Abstract

Traditional widely used parallel programming models and methods focus on data distribution and are suitable for implementing data parallelism. They lack the abstraction of task parallelism and make it inconvenient to separate the applications' high level structure from low level implementation and execution. To improve this, we propose a parallel programming framework based on the tasks and conduits (TNC) model. In this framework, we provide tasks and conduits as the basic components to construct applications at a higher level. Users can easily implement coarse-grained task parallelism with multiple tasks running concurrently. When running on different platforms, the application main structure can stay the same and only adapt task implementations based on the target platforms, improving maintenance and portability of parallel programs.
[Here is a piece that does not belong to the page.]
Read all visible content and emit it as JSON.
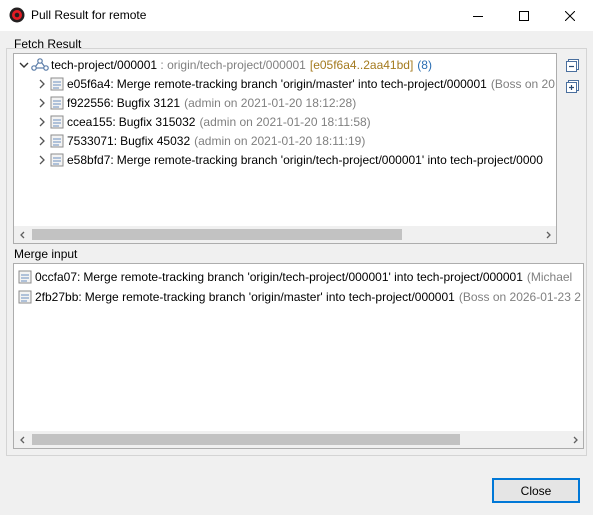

For a single task, we provide multiple levels of shared memory concepts, allowing users to implement fine grained data parallelism through groups of threads across multiple nodes. This provides users a flexible and efficient means to implement parallel applications. By extending the framework runtime system, it is able to launch and run GPU tasks to make use of GPUs for acceleration. The support of both CPU tasks and GPU tasks helps users develop and run parallel applications on heterogeneous platforms. To demonstrate the use of our framework, we tested it with some kernel applications. The results show that the applications' performance using our framework is comparable to traditional programming methods. Further, with the use of GPU tasks, we can easily adjust the program to leverage GPUs for acceleration. In our tests, a single GPU's performance is comparable to a 4 node multicore CPU cluster.